Overview
You noticed that Lithium SSI crash files were written on both SMS Router nodes and that all 'tp_-processes' have been shut down on the SPF nodes.
This article describes the root cause of this issue and how to resolve it.
Solution
This crash happens when SSI gets busy in the NDB API function for I/O and is usually related to other issues causing the 'watchdog kill' as the system cannot respond on time. The default NDB transaction timeout is 10 seconds and the SSI watchdog timer is 5 seconds, so the 'watchdog kill' may happen when NDB Cluster does not respond on time.
To prevent this issue, we suggest reducing the Transaction Deadlock Detection Timeout from 10s to 3s. Please perform the following steps:
1. Log in as the root user on SPF all nodes of the Master site and stop the provisioning:
systemctl stop spf_soap
2. From the NDB Cluster Management Node (MGR) or any of the SPF nodes of the Master site, take a backup of SPF DB:
ndb_mgm -e "start backup"
3. Check the backup files on all SPFs.
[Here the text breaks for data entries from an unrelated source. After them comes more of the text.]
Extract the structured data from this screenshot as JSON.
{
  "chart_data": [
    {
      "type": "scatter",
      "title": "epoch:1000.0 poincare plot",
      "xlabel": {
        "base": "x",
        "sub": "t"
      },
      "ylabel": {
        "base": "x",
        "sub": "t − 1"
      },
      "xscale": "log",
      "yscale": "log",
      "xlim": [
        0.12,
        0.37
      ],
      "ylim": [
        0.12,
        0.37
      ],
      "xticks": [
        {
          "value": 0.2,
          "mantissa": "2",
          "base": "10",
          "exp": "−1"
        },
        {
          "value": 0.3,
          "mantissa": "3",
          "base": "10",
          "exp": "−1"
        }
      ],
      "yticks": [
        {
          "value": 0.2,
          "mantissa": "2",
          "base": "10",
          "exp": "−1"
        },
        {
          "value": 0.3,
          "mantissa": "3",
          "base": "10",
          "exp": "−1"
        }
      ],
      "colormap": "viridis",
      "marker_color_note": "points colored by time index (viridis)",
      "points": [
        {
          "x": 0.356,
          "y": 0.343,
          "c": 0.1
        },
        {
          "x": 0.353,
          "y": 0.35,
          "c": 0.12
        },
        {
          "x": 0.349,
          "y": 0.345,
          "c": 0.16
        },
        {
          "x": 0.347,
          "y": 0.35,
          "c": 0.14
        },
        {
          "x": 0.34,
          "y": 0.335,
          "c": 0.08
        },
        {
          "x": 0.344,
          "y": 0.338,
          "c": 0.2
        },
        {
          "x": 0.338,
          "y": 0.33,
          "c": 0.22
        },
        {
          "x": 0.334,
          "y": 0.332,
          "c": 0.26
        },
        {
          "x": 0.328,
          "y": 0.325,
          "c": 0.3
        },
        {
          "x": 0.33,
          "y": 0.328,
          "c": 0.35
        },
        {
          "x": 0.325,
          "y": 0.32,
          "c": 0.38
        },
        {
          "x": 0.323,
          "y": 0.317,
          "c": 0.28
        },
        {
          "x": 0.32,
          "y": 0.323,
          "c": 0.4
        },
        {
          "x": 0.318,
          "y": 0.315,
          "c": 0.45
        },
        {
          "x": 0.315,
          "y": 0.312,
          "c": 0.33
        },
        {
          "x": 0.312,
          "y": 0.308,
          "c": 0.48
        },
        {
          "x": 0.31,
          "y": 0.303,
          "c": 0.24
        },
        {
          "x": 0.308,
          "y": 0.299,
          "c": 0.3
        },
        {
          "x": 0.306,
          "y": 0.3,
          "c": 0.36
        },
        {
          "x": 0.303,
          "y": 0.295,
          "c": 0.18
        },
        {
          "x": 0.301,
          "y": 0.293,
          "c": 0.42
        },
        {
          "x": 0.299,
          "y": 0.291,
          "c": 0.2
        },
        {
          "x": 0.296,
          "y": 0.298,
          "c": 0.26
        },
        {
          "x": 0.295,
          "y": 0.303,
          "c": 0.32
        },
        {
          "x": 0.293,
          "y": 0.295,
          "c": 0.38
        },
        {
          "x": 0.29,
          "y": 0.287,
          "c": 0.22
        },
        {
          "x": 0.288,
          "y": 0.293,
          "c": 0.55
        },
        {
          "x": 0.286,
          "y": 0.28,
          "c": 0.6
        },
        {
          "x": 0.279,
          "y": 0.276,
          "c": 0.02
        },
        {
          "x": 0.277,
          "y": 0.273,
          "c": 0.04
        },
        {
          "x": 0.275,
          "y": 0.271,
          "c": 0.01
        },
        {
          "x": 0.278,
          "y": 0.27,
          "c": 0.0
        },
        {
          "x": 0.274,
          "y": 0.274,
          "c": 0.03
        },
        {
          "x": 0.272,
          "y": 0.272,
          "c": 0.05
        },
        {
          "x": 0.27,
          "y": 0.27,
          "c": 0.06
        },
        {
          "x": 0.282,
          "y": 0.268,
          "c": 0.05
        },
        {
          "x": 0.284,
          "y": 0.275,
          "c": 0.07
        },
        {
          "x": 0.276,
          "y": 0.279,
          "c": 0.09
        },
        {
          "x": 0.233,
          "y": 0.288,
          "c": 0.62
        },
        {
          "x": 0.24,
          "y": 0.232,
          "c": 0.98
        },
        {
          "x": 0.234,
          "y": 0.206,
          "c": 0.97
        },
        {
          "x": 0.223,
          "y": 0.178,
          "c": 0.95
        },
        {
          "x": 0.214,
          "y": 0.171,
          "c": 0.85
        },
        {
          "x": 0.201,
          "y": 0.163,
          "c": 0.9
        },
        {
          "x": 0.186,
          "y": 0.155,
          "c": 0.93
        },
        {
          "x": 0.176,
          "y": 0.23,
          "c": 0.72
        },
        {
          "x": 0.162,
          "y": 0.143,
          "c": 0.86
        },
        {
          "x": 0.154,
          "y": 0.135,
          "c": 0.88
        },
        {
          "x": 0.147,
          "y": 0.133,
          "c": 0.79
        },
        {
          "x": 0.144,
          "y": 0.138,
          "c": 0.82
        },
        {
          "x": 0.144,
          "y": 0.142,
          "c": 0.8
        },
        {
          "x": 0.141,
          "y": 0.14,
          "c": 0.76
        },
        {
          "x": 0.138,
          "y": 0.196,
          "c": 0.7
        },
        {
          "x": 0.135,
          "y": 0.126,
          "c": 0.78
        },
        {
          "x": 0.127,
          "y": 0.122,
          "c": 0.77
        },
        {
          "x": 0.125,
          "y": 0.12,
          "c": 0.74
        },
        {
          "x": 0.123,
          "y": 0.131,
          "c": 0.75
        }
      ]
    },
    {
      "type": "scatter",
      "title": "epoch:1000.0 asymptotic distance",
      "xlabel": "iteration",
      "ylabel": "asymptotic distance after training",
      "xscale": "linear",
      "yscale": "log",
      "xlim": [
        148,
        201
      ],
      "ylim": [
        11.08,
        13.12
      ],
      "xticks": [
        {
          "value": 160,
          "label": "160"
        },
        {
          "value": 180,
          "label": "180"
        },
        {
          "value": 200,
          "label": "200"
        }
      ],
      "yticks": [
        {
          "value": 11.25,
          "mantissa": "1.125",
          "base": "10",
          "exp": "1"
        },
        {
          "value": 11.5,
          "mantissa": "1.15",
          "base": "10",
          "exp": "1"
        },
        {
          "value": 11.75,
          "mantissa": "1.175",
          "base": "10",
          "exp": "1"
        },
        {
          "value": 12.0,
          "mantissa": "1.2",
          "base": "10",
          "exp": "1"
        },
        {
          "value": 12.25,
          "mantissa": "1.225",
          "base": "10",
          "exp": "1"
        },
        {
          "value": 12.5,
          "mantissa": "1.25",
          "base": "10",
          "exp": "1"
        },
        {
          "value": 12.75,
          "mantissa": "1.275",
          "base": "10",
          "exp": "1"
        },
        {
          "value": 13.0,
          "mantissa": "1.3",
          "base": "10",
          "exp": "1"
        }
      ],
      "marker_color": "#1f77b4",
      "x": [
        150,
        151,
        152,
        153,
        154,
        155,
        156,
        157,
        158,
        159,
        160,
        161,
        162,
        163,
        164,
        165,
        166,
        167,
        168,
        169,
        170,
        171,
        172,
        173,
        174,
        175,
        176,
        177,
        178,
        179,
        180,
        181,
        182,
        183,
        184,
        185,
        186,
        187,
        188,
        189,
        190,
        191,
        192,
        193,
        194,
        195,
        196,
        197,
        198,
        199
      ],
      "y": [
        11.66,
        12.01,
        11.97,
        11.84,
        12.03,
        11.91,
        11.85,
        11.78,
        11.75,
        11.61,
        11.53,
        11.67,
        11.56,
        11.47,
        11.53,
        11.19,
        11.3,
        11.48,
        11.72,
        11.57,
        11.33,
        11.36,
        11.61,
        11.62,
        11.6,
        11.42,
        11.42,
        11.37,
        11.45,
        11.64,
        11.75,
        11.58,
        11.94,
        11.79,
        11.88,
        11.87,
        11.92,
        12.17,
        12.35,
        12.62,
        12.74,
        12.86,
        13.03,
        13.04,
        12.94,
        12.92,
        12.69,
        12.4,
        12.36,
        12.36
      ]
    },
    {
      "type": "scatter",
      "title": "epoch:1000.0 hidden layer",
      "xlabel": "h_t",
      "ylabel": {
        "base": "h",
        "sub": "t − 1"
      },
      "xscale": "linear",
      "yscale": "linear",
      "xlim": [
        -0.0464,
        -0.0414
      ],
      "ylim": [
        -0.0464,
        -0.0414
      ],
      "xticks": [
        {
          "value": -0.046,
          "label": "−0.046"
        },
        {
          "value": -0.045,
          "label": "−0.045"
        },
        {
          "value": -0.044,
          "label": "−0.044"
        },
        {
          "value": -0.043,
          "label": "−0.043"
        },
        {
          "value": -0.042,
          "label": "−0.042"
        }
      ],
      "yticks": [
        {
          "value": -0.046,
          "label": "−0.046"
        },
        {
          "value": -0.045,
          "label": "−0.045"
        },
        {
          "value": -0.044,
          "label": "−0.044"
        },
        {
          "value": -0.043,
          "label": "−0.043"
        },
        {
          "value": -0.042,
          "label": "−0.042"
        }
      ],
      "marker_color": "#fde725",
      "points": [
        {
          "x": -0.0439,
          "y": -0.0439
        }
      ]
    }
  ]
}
The highest BACKUP-XX folder number contains the backup just taken:
ls –lth /dbspf/mysqlcluster/BACKUP/
4. Edit the config.ini file in the MGR node of the Master SPF cluster.
cp /var/lib/mysql-cluster/config.ini /var/lib/mysql-cluster/config.ini_BKP
vi /var/lib/mysql-cluster/config.ini
Transaction Deadlock Detection Timeout will be changed from: TransactionDeadlockDetectionTimeout=10000 To: TransactionDeadlockDetectionTimeout=3000 |
5. As root user in the NDB Cluster Management Node (MGR), restart the management server to read in the new configuration file:
ndb_mgmd
1 stop
Quit
ndb_mgmd --config-file=/var/lib/mysql-cluster/config.ini --reload
6. Restart all SPF nodes one, at a time executing the following commands:
systemctl stop mysql
systemctl stop ndbmtd
systemctl start ndbmtd
systemctl start mysql
7. Check the NDB Cluster running the following command from any of the nodes:
ndb_mgm -e "show"
8. As 'textpass' user, check SPF processes:
tp_status
9. Start the provisioning on all SPF nodes as the root user:
systemctl start spf_soap
Testing
Once the change is implemented, please monitor the nodes for some time to ensure the normal functioning of Lithium SSI. If the issue persists, please open a support ticket sharing the tp_walkall and syslogs from the SPF and SMR nodes covering the moment of the SSI crash.